Excellence In Exhibition Competition
by American Alliance of Museums
The Excellence in Exhibition Competition, celebrating its 25th anniversary this year, recognizes exhibitions for overall excellence or for stretching the limits of exhibition content and design through innovation.
This year’s entries were peer reviewed, based on the newly updated Alliance Standards for Museum Exhibitions and Indicators of Excellence. Awards are sponsored by four of the Alliance’s Professional Networks: the Committee on Audience Research and Evaluation (CARE), Curators Committee (CurCom), Education Professional Network (EdCom) and National Association for Museum Exhibition (NAME).
“I am impressed with how this year’s winners seamlessly combined sometimes controversial and often personally relevant content with designs that were beautiful and effective,” says Elizabeth Kunz Kollmann, the 2013 competition coordinator.
SPECIAL DISTINCTION— AESTHETICS AND MATERIALS
“Light: Installations by Bruce Munro”
Longwood Gardens, Kennett Square, PA
This temporary exhibition displayed eight light installations by U.K. artist Bruce Munro. Artworks were strategically placed throughout Longwood Gardens to highlight a range of areas within the gardens, transforming lakes, meadows, forests and fields in ways that demonstrated the links between nature and culture. Judges chose this exhibition for an award because of its innovative use of everyday materials to create an aesthetically beautiful exhibition experience that expanded the role of public gardens as a place to not only view nature but also appreciate art.

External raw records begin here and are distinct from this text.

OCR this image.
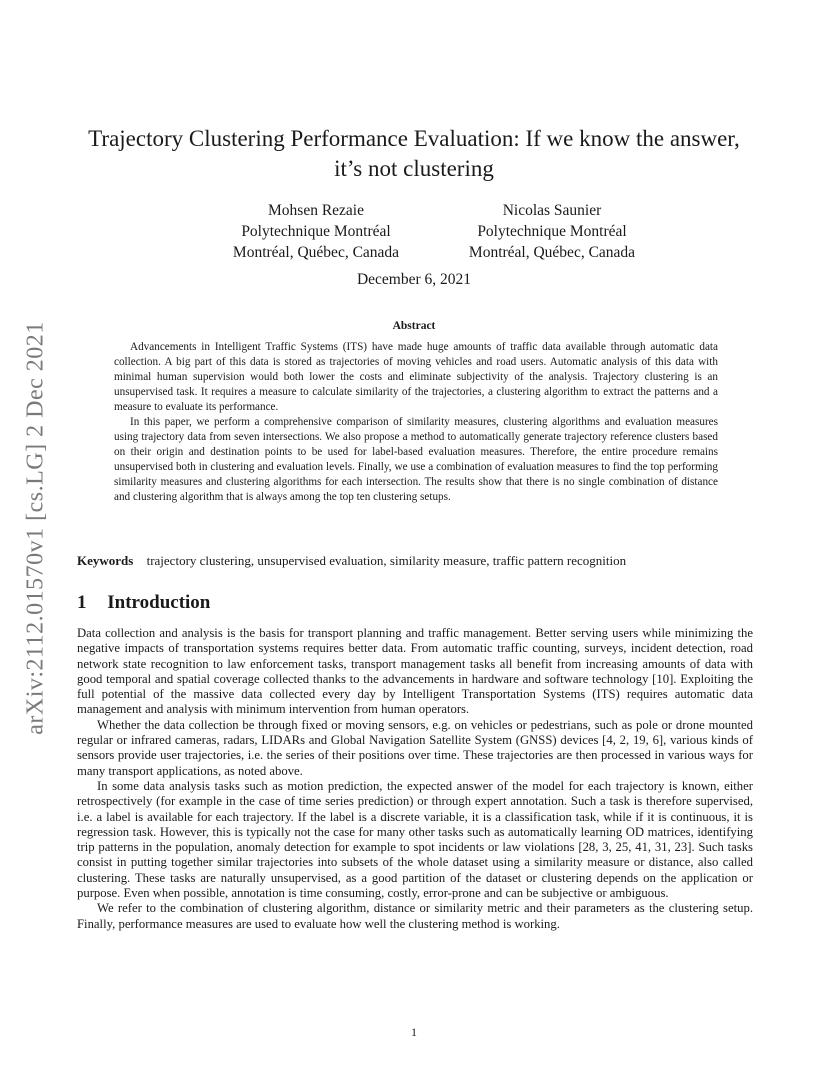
arXiv:2112.01570v1 [cs.LG] 2 Dec 2021
Trajectory Clustering Performance Evaluation: If we know the answer,
it’s not clustering
Mohsen Rezaie
Polytechnique Montréal
Montréal, Québec, Canada
Nicolas Saunier
Polytechnique Montréal
Montréal, Québec, Canada
December 6, 2021
Abstract

Advancements in Intelligent Traffic Systems (ITS) have made huge amounts of traffic data available through automatic data collection. A big part of this data is stored as trajectories of moving vehicles and road users. Automatic analysis of this data with minimal human supervision would both lower the costs and eliminate subjectivity of the analysis. Trajectory clustering is an unsupervised task. It requires a measure to calculate similarity of the trajectories, a clustering algorithm to extract the patterns and a measure to evaluate its performance.

In this paper, we perform a comprehensive comparison of similarity measures, clustering algorithms and evaluation measures using trajectory data from seven intersections. We also propose a method to automatically generate trajectory reference clusters based on their origin and destination points to be used for label-based evaluation measures. Therefore, the entire procedure remains unsupervised both in clustering and evaluation levels. Finally, we use a combination of evaluation measures to find the top performing similarity measures and clustering algorithms for each intersection. The results show that there is no single combination of distance and clustering algorithm that is always among the top ten clustering setups.

Keywords trajectory clustering, unsupervised evaluation, similarity measure, traffic pattern recognition
1 Introduction

Data collection and analysis is the basis for transport planning and traffic management. Better serving users while minimizing the negative impacts of transportation systems requires better data. From automatic traffic counting, surveys, incident detection, road network state recognition to law enforcement tasks, transport management tasks all benefit from increasing amounts of data with good temporal and spatial coverage collected thanks to the advancements in hardware and software technology [10]. Exploiting the full potential of the massive data collected every day by Intelligent Transportation Systems (ITS) requires automatic data management and analysis with minimum intervention from human operators.

Whether the data collection be through fixed or moving sensors, e.g. on vehicles or pedestrians, such as pole or drone mounted regular or infrared cameras, radars, LIDARs and Global Navigation Satellite System (GNSS) devices [4, 2, 19, 6], various kinds of sensors provide user trajectories, i.e. the series of their positions over time. These trajectories are then processed in various ways for many transport applications, as noted above.

In some data analysis tasks such as motion prediction, the expected answer of the model for each trajectory is known, either retrospectively (for example in the case of time series prediction) or through expert annotation. Such a task is therefore supervised, i.e. a label is available for each trajectory. If the label is a discrete variable, it is a classification task, while if it is continuous, it is regression task. However, this is typically not the case for many other tasks such as automatically learning OD matrices, identifying trip patterns in the population, anomaly detection for example to spot incidents or law violations [28, 3, 25, 41, 31, 23]. Such tasks consist in putting together similar trajectories into subsets of the whole dataset using a similarity measure or distance, also called clustering. These tasks are naturally unsupervised, as a good partition of the dataset or clustering depends on the application or purpose. Even when possible, annotation is time consuming, costly, error-prone and can be subjective or ambiguous.

We refer to the combination of clustering algorithm, distance or similarity metric and their parameters as the clustering setup. Finally, performance measures are used to evaluate how well the clustering method is working.

1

SPECIAL DISTINCTION— MESSAGING AND ENGAGEMENT
“Health Happens Here”
The California Museum, Sacramento
This permanent exhibition was developed for California elementary students and
policymakers to change attitudes and assumptions about health. Instead of focusing on individual behavior, this exhibition takes a community-based perspective by showing that health “happens” in neighborhoods and schools and by promoting interactivity, personal connections and empowerment. Judges chose this exhibition because it tackled an old topic in a new way that sought not just to teach but to empower visitors.
SPECIAL DISTINCTION—COMMUNITY ENGAGEMENT
“Out in Chicago”
Chicago History Museum
This temporary exhibition explored the vibrant lesbian, gay, bisexual and transgender (LGBT) history of Chicago from the 1850s through today. It detailed the emergence of diverse LGBT communities, emphasizing the everyday lives of these Chicagoans as well as their activist struggles for equality and against homophobia and the fear of gender difference. Judges chose this exhibition for an award because of its continued commitment to engaging the community.
SPECIAL DISTINCTION—ALIGNMENT OF SITE AND MISSION
Suite of Exhibitions: “Sky,” “Life,” “Land,” “First Peoples,” “Great Salt Lake” and “Past Worlds”
Natural History Museum of Utah, Salt Lake City
These six permanent exhibitions provide a place-based visitor experience rooted in the natural phenomena and science of Utah’s unique landscapes and ecosystems. Although each exhibition has different content, they are all connected spatially and thematically through common topics about energy flow, evolution, ecology and biodiversity. Judges chose these exhibitions for an award because they were especially effective in using exterior and interior space to achieve their mission.